Twenty years on from eclipsing my Party, a day seldom passes without the DUP quoting the consent principle enshrined in the Belfast Agreement as the defining reason the Protocol / Windsor Framework has to go. The term “flip flop” barely covers it. But it goes much deeper for me. Reflecting on the DUP’s rise to power, it seems that every time they have had a big-ticket decision to make, they have got it wrong. I cite their opposition to the 1998 Agreement. Then, how they amended it at St Andrews, remembering that had the DUP stuck with the original rules for electing a First Minister, Sir Jeffrey Donaldson would be nominating the FM and Michelle O’Neill would remain as dFM. There followed the Hillsborough accord that devolved justice and policing powers. We opposed those plans. Given the year we have just had, the best I can say is that the jury is out on the efficacy of our criminal justice system. We also opposed the Stormont House legacy deal that the DUP tried to persuade us to support.

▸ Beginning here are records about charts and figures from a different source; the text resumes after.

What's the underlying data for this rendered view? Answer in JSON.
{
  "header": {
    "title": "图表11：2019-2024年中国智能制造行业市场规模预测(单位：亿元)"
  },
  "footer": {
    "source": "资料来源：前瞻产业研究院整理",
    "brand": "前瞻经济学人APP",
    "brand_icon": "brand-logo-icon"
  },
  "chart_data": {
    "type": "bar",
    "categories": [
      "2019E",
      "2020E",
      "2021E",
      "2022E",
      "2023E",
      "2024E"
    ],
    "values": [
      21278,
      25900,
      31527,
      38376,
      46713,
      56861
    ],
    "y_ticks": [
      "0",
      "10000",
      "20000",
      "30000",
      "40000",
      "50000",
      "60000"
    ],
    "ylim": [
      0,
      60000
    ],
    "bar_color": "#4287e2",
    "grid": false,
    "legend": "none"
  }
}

Then came Brexit in 2016, and their UK-wide campaign to promote our withdrawal from the European Union, without doubt the most destabilising event in our politics in a generation. We saw it coming. The DUP did not, or worse, did but chose to ignore it. Brexit has energised Nationalism / Republicanism like never before. To add insult to injury, they embraced Boris Johnson when he was Prime Minister. Having attacked us for engaging in an electoral pact with the Conservative Party in 2009 / 2010, they quickly went on to host champagne receptions at Tory Party conferences. Enough said.
Today, they refuse to allow devolution to function, against the advice of elders such as Peter Robinson and, of course, our consistent criticism. Frankly, given the Republican narrative is that Northern Ireland is a failed, ungovernable statelet, why are the DUP playing their tune for them?

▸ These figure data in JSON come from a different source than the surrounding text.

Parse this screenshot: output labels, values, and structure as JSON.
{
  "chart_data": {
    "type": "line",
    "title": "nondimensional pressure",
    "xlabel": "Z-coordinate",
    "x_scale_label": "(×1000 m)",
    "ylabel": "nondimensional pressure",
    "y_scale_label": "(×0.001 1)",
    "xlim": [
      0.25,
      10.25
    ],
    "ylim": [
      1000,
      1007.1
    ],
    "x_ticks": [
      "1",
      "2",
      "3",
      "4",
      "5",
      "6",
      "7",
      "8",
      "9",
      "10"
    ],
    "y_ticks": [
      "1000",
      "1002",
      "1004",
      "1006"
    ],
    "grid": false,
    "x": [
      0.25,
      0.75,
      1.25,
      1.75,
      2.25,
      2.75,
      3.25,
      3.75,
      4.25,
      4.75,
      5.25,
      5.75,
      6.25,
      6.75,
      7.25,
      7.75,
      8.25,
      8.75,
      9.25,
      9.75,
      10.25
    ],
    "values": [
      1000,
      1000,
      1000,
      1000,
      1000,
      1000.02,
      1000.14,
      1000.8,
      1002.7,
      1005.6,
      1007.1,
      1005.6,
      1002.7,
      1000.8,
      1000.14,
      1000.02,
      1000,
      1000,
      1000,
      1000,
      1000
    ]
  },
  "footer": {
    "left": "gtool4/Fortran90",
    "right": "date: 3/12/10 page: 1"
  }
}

The boycott is also in defiance of history. The story of unionist opposition to the 1985 Anglo-Irish Agreement is that people went to jail, unionism alienated friends in Westminster and Whitehall and lost a MP in a self-inflicted by-election defeat. The 1985 Agreement survived, until we negotiated it away in 1998.
Meanwhile, by promoting a reduction in the number of MLAs from 108 to 90, Unionism lost 16 of the 18 seats abolished and has gone from a 51% comfortable majority in the assembly to around 37%. The DUP inspired plan for local government reform sees Belfast City Hall controlled by Sinn Fein with Unionism reduced to a protest movement, the very position the DUP started from with its formation in 1971.

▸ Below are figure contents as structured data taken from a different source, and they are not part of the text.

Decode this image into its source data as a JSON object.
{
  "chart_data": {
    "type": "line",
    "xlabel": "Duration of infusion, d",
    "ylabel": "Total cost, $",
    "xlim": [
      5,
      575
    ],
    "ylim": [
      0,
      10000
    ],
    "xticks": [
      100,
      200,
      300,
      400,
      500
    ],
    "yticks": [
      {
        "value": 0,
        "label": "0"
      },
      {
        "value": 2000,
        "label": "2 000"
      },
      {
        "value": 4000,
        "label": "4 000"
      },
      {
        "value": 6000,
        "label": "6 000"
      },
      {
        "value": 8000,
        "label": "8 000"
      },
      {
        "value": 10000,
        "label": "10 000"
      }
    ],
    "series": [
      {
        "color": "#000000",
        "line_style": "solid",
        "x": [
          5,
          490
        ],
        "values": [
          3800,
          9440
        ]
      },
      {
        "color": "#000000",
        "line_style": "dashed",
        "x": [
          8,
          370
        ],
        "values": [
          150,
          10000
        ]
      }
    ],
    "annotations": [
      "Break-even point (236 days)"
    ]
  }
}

The Ulster Unionist Party has not fared well over the last 20 years, but we have always put the needs of the people before party interests. It was David Trimble and John Hume’s shared sense of the concept of the greater good that drove the 1998 Agreement over the line. It was the easier, albeit successful politics of opposition that changed the dynamics of Unionism 20 years ago. But that has also driven a wedge between pro-Union citizens and their willingness to vote for Unionist parties.
20 years on from the DUP becoming the lead voice of Unionism, it is reasonable and appropriate to reflect if you feel better or worse off for it. As 2023 and the commemorations of the 1998 Agreement draw to their close, I look back at the moments when hope and possibilities rhymed. On that famous 10th of April 1998. Even in 2007 when Ian Paisley and Martin McGuinness formed that unlikely double act dubbed the Chuckle Brothers – only for Dr Paisley to be toppled by his own. Sometimes during the last 20 years, I have feared Unionism is in grave danger of the same fate.